Stein des Anstosses war ja die Sexualkunde. Wie stehen wertkonservative, freikirchliche Gemeinden zur Aufklärung? 

Es gibt fundamentalistische Gemeinschaften am Rande der Freikirchenszene, die dem Aufklärungsunterricht besonders kritisch gegenüberstehen. Dazu zählt etwa die Gemeinde evangelisch Taufgesinnter, oder die evangelische Bibelgemeinde, eine konservative Abspaltung des ehemaligen Evangelischen Brüdervereins. Regelmässig beantragen Eltern, die sich dort zugehörig fühlen, dass ihre Kinder von der Sexualkunde dispensiert werden. Vielerorts wird dem auch nachgegeben. Gewisse Kantone sind da sehr liberal. Ich denke die Schulen sollten den Kindern den Zugang zum ganzen Schulstoff ermöglichen, nicht nur zu demjenigen Teil, der den fundamentalistischen Eltern genehm ist.

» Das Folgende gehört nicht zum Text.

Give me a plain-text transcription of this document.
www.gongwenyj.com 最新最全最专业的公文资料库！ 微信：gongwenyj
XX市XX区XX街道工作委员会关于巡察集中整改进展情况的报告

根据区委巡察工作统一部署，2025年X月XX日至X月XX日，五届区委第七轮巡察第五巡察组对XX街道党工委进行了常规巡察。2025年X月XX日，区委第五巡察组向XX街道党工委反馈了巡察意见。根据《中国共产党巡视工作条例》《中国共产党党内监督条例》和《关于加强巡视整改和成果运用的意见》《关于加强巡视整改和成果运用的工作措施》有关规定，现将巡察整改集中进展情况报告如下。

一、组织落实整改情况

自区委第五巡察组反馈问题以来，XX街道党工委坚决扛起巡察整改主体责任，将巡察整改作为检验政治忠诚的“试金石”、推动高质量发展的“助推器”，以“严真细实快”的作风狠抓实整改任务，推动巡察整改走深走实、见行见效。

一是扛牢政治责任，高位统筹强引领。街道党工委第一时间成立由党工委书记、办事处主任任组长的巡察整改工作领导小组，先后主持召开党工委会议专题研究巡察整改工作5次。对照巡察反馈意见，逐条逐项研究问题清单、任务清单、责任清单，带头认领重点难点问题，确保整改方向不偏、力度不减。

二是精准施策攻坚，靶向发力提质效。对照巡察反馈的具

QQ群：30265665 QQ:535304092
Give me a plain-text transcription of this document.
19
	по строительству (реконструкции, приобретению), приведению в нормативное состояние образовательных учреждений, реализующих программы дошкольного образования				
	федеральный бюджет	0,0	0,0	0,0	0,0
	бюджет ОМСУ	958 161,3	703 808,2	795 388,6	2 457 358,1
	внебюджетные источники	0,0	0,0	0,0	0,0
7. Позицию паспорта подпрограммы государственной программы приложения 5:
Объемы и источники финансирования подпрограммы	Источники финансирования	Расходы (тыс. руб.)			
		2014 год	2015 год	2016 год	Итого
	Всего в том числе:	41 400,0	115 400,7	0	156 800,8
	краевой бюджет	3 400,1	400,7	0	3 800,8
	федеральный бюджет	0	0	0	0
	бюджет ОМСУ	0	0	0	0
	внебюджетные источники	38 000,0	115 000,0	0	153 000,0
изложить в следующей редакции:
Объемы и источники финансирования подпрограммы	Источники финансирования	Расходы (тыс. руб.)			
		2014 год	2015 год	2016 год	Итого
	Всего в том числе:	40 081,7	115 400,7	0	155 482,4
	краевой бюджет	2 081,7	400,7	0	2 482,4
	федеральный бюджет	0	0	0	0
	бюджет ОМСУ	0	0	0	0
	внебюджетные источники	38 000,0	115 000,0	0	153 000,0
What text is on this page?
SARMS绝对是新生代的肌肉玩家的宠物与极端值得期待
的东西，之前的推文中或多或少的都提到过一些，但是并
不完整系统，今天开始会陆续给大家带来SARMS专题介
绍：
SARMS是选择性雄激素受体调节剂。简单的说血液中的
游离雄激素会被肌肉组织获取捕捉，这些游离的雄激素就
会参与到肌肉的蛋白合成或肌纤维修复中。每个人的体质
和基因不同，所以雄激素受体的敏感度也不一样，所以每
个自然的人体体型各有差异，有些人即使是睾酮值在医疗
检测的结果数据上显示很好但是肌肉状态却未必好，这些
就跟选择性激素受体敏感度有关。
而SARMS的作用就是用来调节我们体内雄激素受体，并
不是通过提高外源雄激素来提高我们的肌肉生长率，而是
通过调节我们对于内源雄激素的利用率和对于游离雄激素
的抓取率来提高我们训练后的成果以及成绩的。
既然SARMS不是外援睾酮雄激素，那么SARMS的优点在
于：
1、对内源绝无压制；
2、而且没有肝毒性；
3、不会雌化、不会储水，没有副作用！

Sexualkunde war Dorn im Auge

In Pfäffikon ZH wurde ein Primarlehrer gemobbt und schliesslich entlassen, offenbar einzig weil er schwul ist. Antreiber des Konflikts waren christlich-konservative und muslimisch-konservative Eltern, denen der Sexualkundeunterricht ebendieses Lehrers ein Dorn im Auge war. Die gegen den Lehrer erhobenen Vorwürfe hatten sich als haltlos herausgestellt. Dennoch war der Druck der Eltern zu gross – der Lehrer verlor seinen Job.

Einige Freikirchen sind anderen Religionen gegenüber nicht besonders aufgeschlossen und stehen politisch eher rechts, da erstaunt es doch, dass man gemeinsame Sache macht…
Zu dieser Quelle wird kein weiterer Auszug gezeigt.